Another element is that it's a way to ensure that females can be involved, whether it's in participation or leadership. Soccer is the No. 1 sport in Zimbabwe, yet girls traditionally haven't had much opportunity to play it.

Chikamba says girls haven't received the same opportunities in sports or education in Zimbabwe because many fathers have believed their daughters would have no options but to marry young, so school and sports were superfluous. Yet Chikamba says his father made certain his four daughters received good educations, and each has been successful in their lives and communities.

"If we break that paradigm, if we break that cultural concept to where we begin to empower the girl child at a relatively young age, you will be amazed what she can do," Chikamba said. "In Africa we have a saying: 'When you educate a woman, you educate the entire village.'"

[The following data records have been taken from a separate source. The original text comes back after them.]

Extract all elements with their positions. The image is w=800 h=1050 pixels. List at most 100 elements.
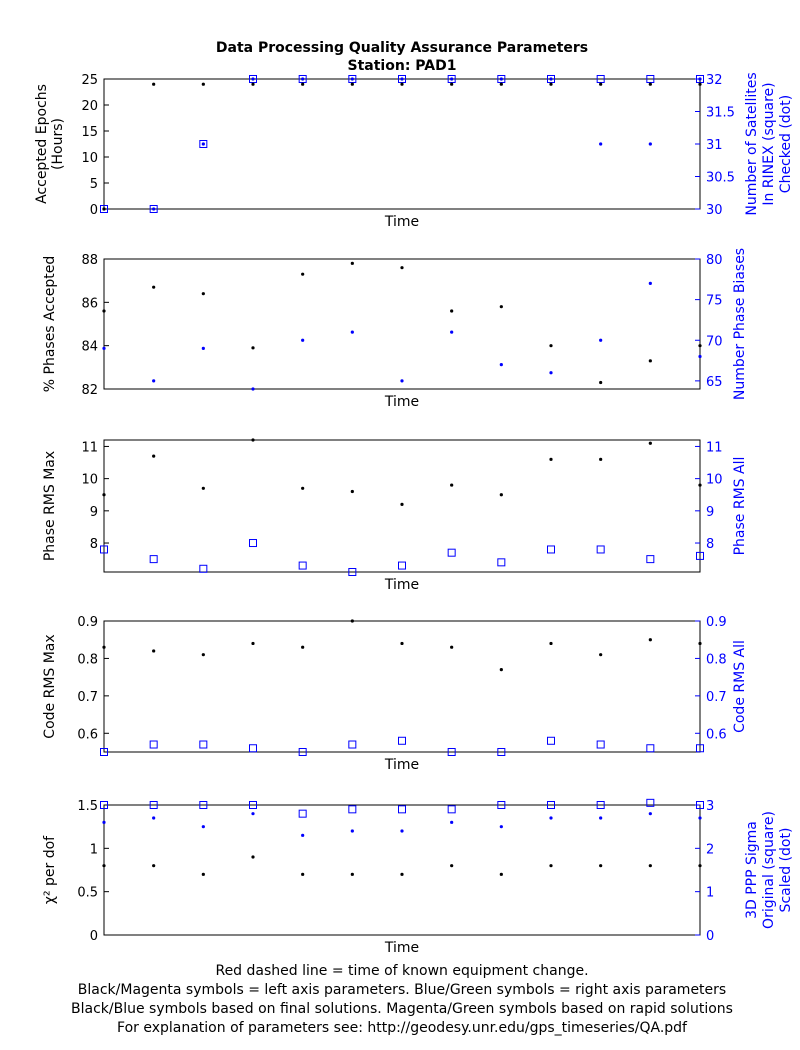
right-square-point (596, 740, 605, 749)
panel-4: 0.6 0.7 0.8 0.9 0.6 0.7 0.8 0.9 Time Code RMS Max… (42, 615, 748, 773)
panel-1: 0 5 10 15 20 25 30 30.5 31 31.5 32 Time Accepted Epo… (34, 72, 794, 230)
left-tick-label: 5 (90, 177, 98, 192)
right-dot-point (152, 379, 156, 383)
left-tick-label: 9 (90, 505, 98, 520)
right-square-point (497, 75, 506, 83)
right-dot-point (648, 281, 652, 285)
left-tick-label: 86 (81, 296, 98, 311)
right-square-point (249, 801, 257, 809)
left-dot-point (698, 344, 702, 348)
left-dot-point (350, 261, 354, 265)
right-square-point (298, 809, 307, 818)
left-dot-point (102, 207, 106, 211)
right-square-point (298, 75, 307, 83)
x-axis-label: Time (384, 394, 419, 410)
right-dot-point (648, 812, 652, 816)
left-dot-point (648, 638, 652, 642)
left-tick-label: 1 (90, 842, 98, 857)
right-square-point (646, 744, 655, 753)
right-axis-label: Phase RMS All (732, 457, 748, 556)
right-square-point (298, 561, 307, 570)
right-dot-point (499, 77, 503, 81)
panel-3: 8 9 10 11 8 9 10 11 Time Phase RMS Max Phase RMS A… (42, 438, 748, 593)
right-square-point (696, 744, 704, 753)
right-tick-label: 1 (706, 886, 714, 901)
left-dot-point (698, 864, 702, 868)
left-dot-point (450, 309, 454, 313)
left-dot-point (251, 641, 255, 646)
right-dot-point (698, 77, 702, 81)
right-square-point (547, 736, 555, 745)
right-square-point (348, 568, 357, 576)
right-square-point (249, 539, 257, 548)
left-axis-label: % Phases Accepted (42, 256, 58, 393)
left-dot-point (450, 483, 454, 487)
right-axis-label: Number Phase Biases (732, 248, 748, 400)
chart-title: Data Processing Quality Assurance Parame… (216, 40, 588, 56)
left-dot-point (251, 82, 255, 86)
right-dot-point (350, 330, 354, 334)
right-dot-point (301, 338, 305, 342)
right-tick-label: 3 (706, 799, 714, 814)
left-dot-point (152, 864, 156, 868)
left-dot-point (152, 454, 156, 458)
x-axis-label: Time (384, 757, 419, 773)
right-dot-point (102, 346, 106, 350)
right-tick-label: 30 (706, 203, 723, 218)
right-tick-label: 0.8 (706, 652, 727, 667)
left-dot-point (400, 82, 404, 86)
chart-subtitle: Station: PAD1 (348, 58, 457, 74)
left-tick-label: 0.8 (77, 652, 98, 667)
right-dot-point (350, 829, 354, 833)
right-dot-point (549, 371, 553, 375)
left-dot-point (549, 457, 553, 461)
right-square-point (696, 551, 704, 560)
right-square-point (646, 798, 655, 807)
left-dot-point (549, 344, 553, 348)
right-tick-label: 31.5 (706, 106, 735, 121)
right-tick-label: 80 (706, 253, 723, 268)
right-square-point (298, 748, 307, 756)
plot-frame (103, 258, 701, 390)
right-square-point (348, 740, 357, 749)
right-square-point (149, 555, 158, 564)
left-dot-point (400, 641, 404, 646)
footer-line-1: Red dashed line = time of known equipmen… (215, 963, 588, 979)
right-tick-label: 0.7 (706, 690, 727, 705)
right-square-point (398, 561, 406, 570)
right-dot-point (301, 833, 305, 837)
right-dot-point (450, 77, 454, 81)
right-square-point (149, 205, 158, 213)
panel-2: 82 84 86 88 65 70 75 80 Time % Phases Accepted Num… (42, 248, 748, 410)
right-square-point (646, 75, 655, 83)
left-axis-label: (Hours) (50, 118, 66, 170)
right-dot-point (599, 142, 603, 146)
right-square-point (447, 548, 456, 557)
left-dot-point (549, 82, 553, 86)
left-tick-label: 88 (81, 253, 98, 268)
right-square-point (398, 805, 406, 814)
right-square-point (596, 545, 605, 554)
right-dot-point (698, 816, 702, 820)
right-dot-point (599, 338, 603, 342)
right-square-point (596, 75, 605, 83)
left-tick-label: 0 (90, 929, 98, 944)
left-dot-point (648, 359, 652, 363)
left-dot-point (400, 502, 404, 506)
right-dot-point (102, 820, 106, 824)
right-square-point (199, 801, 208, 809)
right-tick-label: 65 (706, 375, 723, 390)
left-tick-label: 0.9 (77, 615, 98, 630)
right-dot-point (450, 820, 454, 824)
left-tick-label: 82 (81, 383, 98, 398)
right-square-point (199, 140, 208, 148)
right-dot-point (152, 816, 156, 820)
right-tick-label: 0 (706, 929, 714, 944)
right-tick-label: 2 (706, 842, 714, 857)
left-dot-point (599, 864, 603, 868)
left-dot-point (301, 272, 305, 276)
left-tick-label: 84 (81, 340, 98, 355)
left-dot-point (350, 82, 354, 86)
right-tick-label: 8 (706, 537, 714, 552)
left-dot-point (400, 872, 404, 876)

Majoni says he and other coaches regularly talk to their athletes about topics such as gender equity and HIV/AIDS awareness. When they go to tournaments, coaches carve out time for lectures and discussion.

"Before we start the tournament, we discuss issues about life," Majoni said. "We teach them life skills."

Barbara Soria, who works with Chikamba at Capital Group, has led fundraising efforts as a board member. She says as the program has gained momentum over the past three years, Americans who have donated are excited by the payoff.

"For somebody to say, 'For $1,500 I can sponsor a basketball court,' and we literally send them a link where they can watch the development of the building of the court," she said. "It's tangible."

Others donate to pay for trophies or medals, sports equipment, clean-water projects or to sponsor a student-athlete's tuition at a rural school.

It's possible that someday Africa Outreach USA will produce athletes who go to the United States to play in college or the pros. If that happens, Chikamba believes the positive ripple effects in Zimbabwe would be significant.

The true focus, however, is to give kids opportunities for a better life.

"Being born and raised out of Africa," Chikamba said, "the concept is to empower those communities, including the academic institutions, to really raise these kids so they can contribute back to the community."